A Tale that Points a Moral
So runs the tale of Cross Fork. It is merely a striking illustration of a commonplace occurrence in the development of America. Many another sawmill and lumbering town has had a similar history. A brief period of strenuous and even frenzied existence has been followed by sudden death, with prospects for a distant – sometimes very, very distant – resurrection.
Until comparatively recent years the policy, or perhaps lack of policy, on the part of the Federal and State governments in the handling of their forest lands has been such as to invite waste and to discourage permanence in the wood-using industries of the country. Pennsylvania is not alone in having disposed of its finest woodlands for twenty-six and two-thirds cents an acre, only to buy them back again for three or four dollars an acre after the timber has been removed and the land devastated by fire.
Throughout the country millions of acres of public land of far greater value for forest production than for agriculture or mining have been allowed to pass into private ownership. No particular blame attaches to the landowners and lumbermen for proceeding to realize as soon as possible all that they could from such lands. Popular opinion, for the most part, has looked on forests in much the same light as mines – as natural resource which should be turned into cold cash as rapidly as possible.

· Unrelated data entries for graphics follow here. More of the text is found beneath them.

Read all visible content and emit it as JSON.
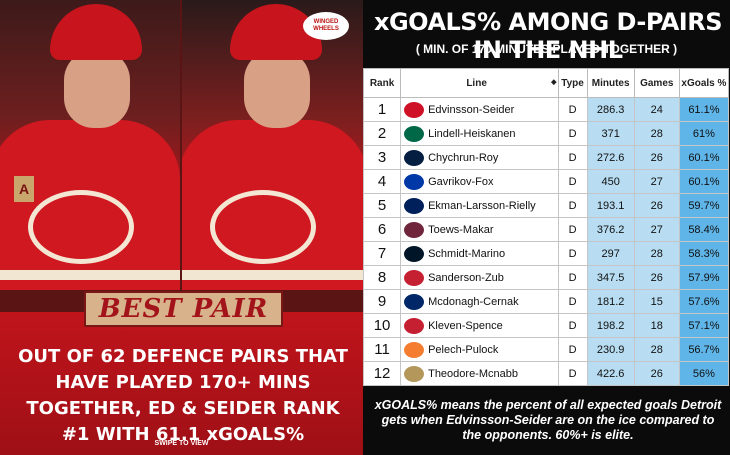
{
  "left_panel": {
    "badge_text": "WINGED WHEELS",
    "best_pair_label": "BEST PAIR",
    "headline": "OUT OF 62 DEFENCE PAIRS THAT HAVE PLAYED 170+ MINS TOGETHER, ED & SEIDER RANK #1 WITH 61.1 xGOALS%",
    "swipe_text": "SWIPE TO VIEW",
    "captain_letter": "A"
  },
  "table_panel": {
    "title": "xGOALS% AMONG D-PAIRS IN THE NHL",
    "subtitle": "( MIN. OF 170 MINUTES PLAYED TOGETHER )",
    "columns": [
      "Rank",
      "Line",
      "Type",
      "Minutes",
      "Games",
      "xGoals %"
    ],
    "sort_icon": "◆",
    "rows": [
      {
        "rank": "1",
        "line": "Edvinsson-Seider",
        "type": "D",
        "minutes": "286.3",
        "games": "24",
        "xgoals": "61.1%",
        "logo_icon": "red-wings-logo-icon",
        "logo_color": "#ce1126"
      },
      {
        "rank": "2",
        "line": "Lindell-Heiskanen",
        "type": "D",
        "minutes": "371",
        "games": "28",
        "xgoals": "61%",
        "logo_icon": "stars-logo-icon",
        "logo_color": "#006847"
      },
      {
        "rank": "3",
        "line": "Chychrun-Roy",
        "type": "D",
        "minutes": "272.6",
        "games": "26",
        "xgoals": "60.1%",
        "logo_icon": "capitals-logo-icon",
        "logo_color": "#041e42"
      },
      {
        "rank": "4",
        "line": "Gavrikov-Fox",
        "type": "D",
        "minutes": "450",
        "games": "27",
        "xgoals": "60.1%",
        "logo_icon": "rangers-logo-icon",
        "logo_color": "#0038a8"
      },
      {
        "rank": "5",
        "line": "Ekman-Larsson-Rielly",
        "type": "D",
        "minutes": "193.1",
        "games": "26",
        "xgoals": "59.7%",
        "logo_icon": "maple-leafs-logo-icon",
        "logo_color": "#00205b"
      },
      {
        "rank": "6",
        "line": "Toews-Makar",
        "type": "D",
        "minutes": "376.2",
        "games": "27",
        "xgoals": "58.4%",
        "logo_icon": "avalanche-logo-icon",
        "logo_color": "#6f263d"
      },
      {
        "rank": "7",
        "line": "Schmidt-Marino",
        "type": "D",
        "minutes": "297",
        "games": "28",
        "xgoals": "58.3%",
        "logo_icon": "kraken-logo-icon",
        "logo_color": "#001628"
      },
      {
        "rank": "8",
        "line": "Sanderson-Zub",
        "type": "D",
        "minutes": "347.5",
        "games": "26",
        "xgoals": "57.9%",
        "logo_icon": "senators-logo-icon",
        "logo_color": "#c52032"
      },
      {
        "rank": "9",
        "line": "Mcdonagh-Cernak",
        "type": "D",
        "minutes": "181.2",
        "games": "15",
        "xgoals": "57.6%",
        "logo_icon": "lightning-logo-icon",
        "logo_color": "#002868"
      },
      {
        "rank": "10",
        "line": "Kleven-Spence",
        "type": "D",
        "minutes": "198.2",
        "games": "18",
        "xgoals": "57.1%",
        "logo_icon": "senators-logo-icon",
        "logo_color": "#c52032"
      },
      {
        "rank": "11",
        "line": "Pelech-Pulock",
        "type": "D",
        "minutes": "230.9",
        "games": "28",
        "xgoals": "56.7%",
        "logo_icon": "islanders-logo-icon",
        "logo_color": "#f47d30"
      },
      {
        "rank": "12",
        "line": "Theodore-Mcnabb",
        "type": "D",
        "minutes": "422.6",
        "games": "26",
        "xgoals": "56%",
        "logo_icon": "golden-knights-logo-icon",
        "logo_color": "#b4975a"
      }
    ],
    "footer": "xGOALS% means the percent of all expected goals Detroit gets when Edvinsson-Seider are on the ice compared to the opponents. 60%+ is elite."
  },
  "colors": {
    "red_wings_red": "#ce1126",
    "minutes_games_fill": "#b8ddf2",
    "xgoals_fill": "#5fb5e8",
    "best_pair_bg": "#d7b28a"
  }
}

So it is not to be wondered at that cutting proceeded feverishly, with a reckless disregard for the future. Timber was forced upon the market ahead of any real demand for it, and the forest capital of the country was rapidly deleted. Money circulated freely, but only a comparatively few got rich, and the public as a whole suffered seriously. Permanent industries and permanent homes were made impossible, and deserted villages have marked the trail of industry.
Today, we know better. We know that the welfare of the nation demands that a forest should not be treated as a mine, but should be so handled as to make it possible tot cut the same amount of timber year after year from any given area. We know, too, that for the long-time investment which such management involves, public rather than private ownership will have to be relied on.
The work of reconstruction which the State of Pennsylvania is now undertaking at Cross Fork points the way to what can be done under similar conditions elsewhere. Above all, however, it is imperative to prevent repetitions of the tragedy in regions where it is not yet too late. The attainment of both objects lies in retaining and extending public ownership of lands primarily valuable for forest production. Only in an ownership which builds for the future as well as for the present can we hope for the highest possible development of our forest resources and the establishment of prosperous, permanent forest communities.